Trump campaign chairman Paul Manafort insisted no mistakes had been made with the speech and said the issue was "totally blown out of proportion."
Unfortunately, there have been so many wow's coming from the Trump campaign, the American public is getting used to them. This doesn't make them acceptable.
A presidential candidate needs to demonstrate that he or she is in touch with reality. Sure, they will have their own unique viewpoint on things, but it is vitally important that their understanding of the basic nature of those "things" be factually correct.
It's really bothersome that Trump plays so fast and loose with facts. This shows that he would be a terrible president, since the leader of the United States has to be in command of what is actually happening in the world -- not what he or she wants to have happen, or hopes to have happen.

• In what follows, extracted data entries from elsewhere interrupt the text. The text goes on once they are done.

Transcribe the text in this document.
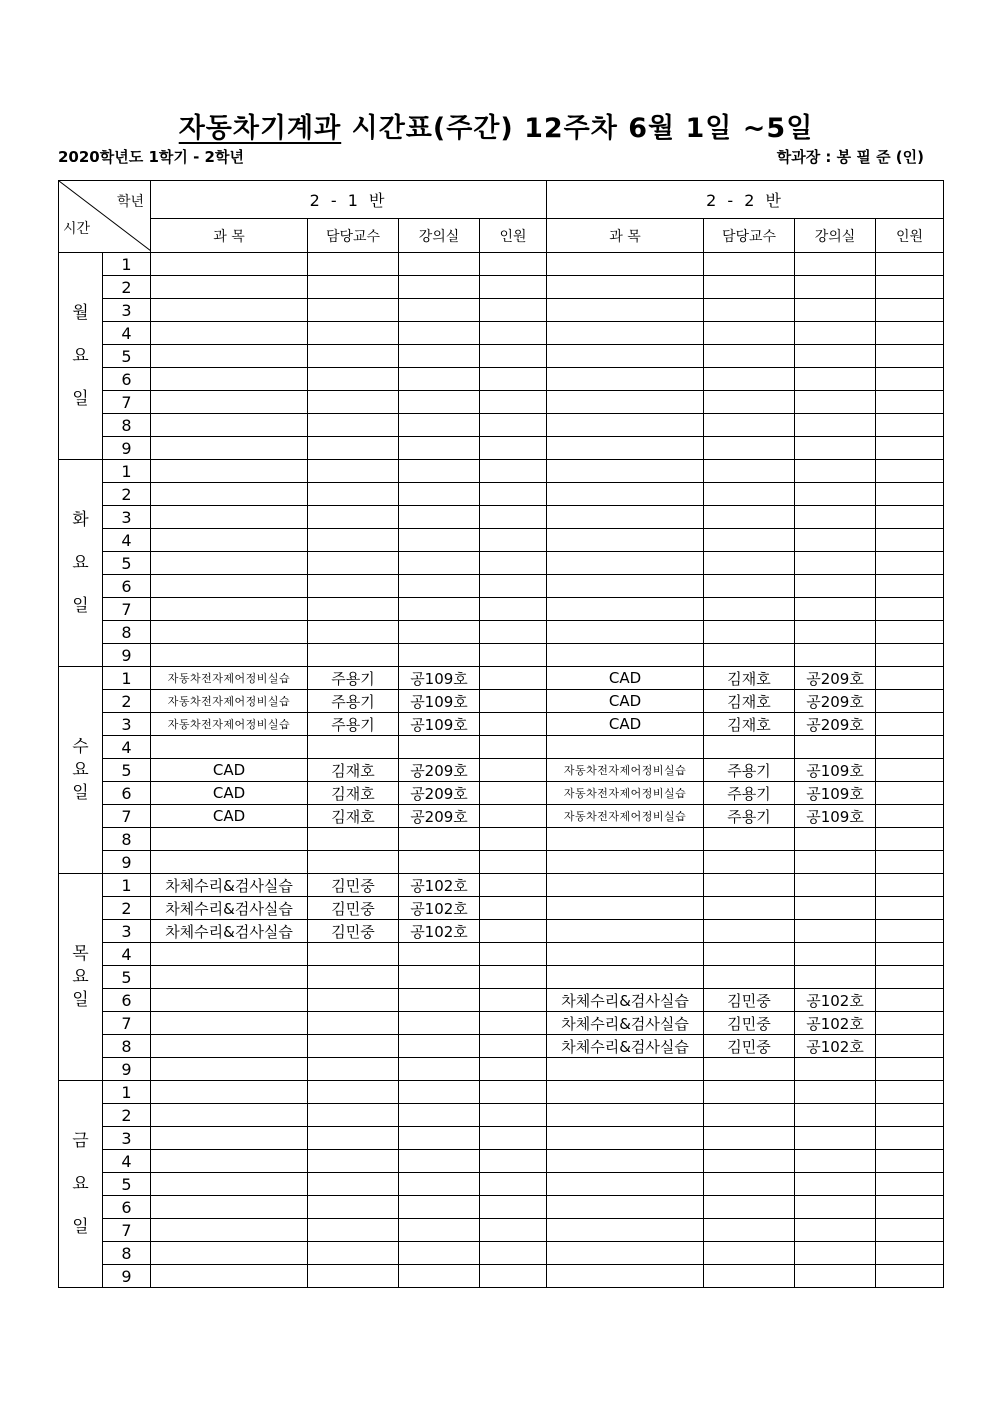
자동차기계과 시간표(주간) 12주차 6월 1일 ~5일
2020학년도 1학기 - 2학년	학과장 : 봉 필 준 (인)
학년
시간		2 - 1 반				2 - 2 반			
		과 목	담당교수	강의실	인원	과 목	담당교수	강의실	인원

월
요
일	1								
	2								
	3								
	4								
	5								
	6								
	7								
	8								
	9								

화
요
일	1								
	2								
	3								
	4								
	5								
	6								
	7								
	8								
	9								

수
요
일	1	자동차전자제어정비실습	주용기	공109호		CAD	김재호	공209호	
	2	자동차전자제어정비실습	주용기	공109호		CAD	김재호	공209호	
	3	자동차전자제어정비실습	주용기	공109호		CAD	김재호	공209호	
	4								
	5	CAD	김재호	공209호		자동차전자제어정비실습	주용기	공109호	
	6	CAD	김재호	공209호		자동차전자제어정비실습	주용기	공109호	
	7	CAD	김재호	공209호		자동차전자제어정비실습	주용기	공109호	
	8								
	9								

목
요
일	1	차체수리&검사실습	김민중	공102호					
	2	차체수리&검사실습	김민중	공102호					
	3	차체수리&검사실습	김민중	공102호					
	4								
	5								
	6					차체수리&검사실습	김민중	공102호	
	7					차체수리&검사실습	김민중	공102호	
	8					차체수리&검사실습	김민중	공102호	
	9								

금
요
일	1								
	2								
	3								
	4								
	5								
	6								
	7								
	8								
	9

Here's the PolitiFact summary of their Donald Trump fact-checks. A freaking 75% are mostly false, false, and Pants On Fire false. Yes, 75% are false.
By contrast, here's Hillary Clinton's fact-checks. Only 27% are mostly false, false, and Pants of Fire false. That's still too many, but it is almost a mirror image of Trump's truth-telling. I'd much rather have a president who is speaking truthfully 3/4 of the time, than a president who is speaking falsely 3/4 of the time.
Melania Trump's plagiarism, and how the Trump campaign has handled it, is just another indication that Donald Trump is totally unqualified to be president of the United States.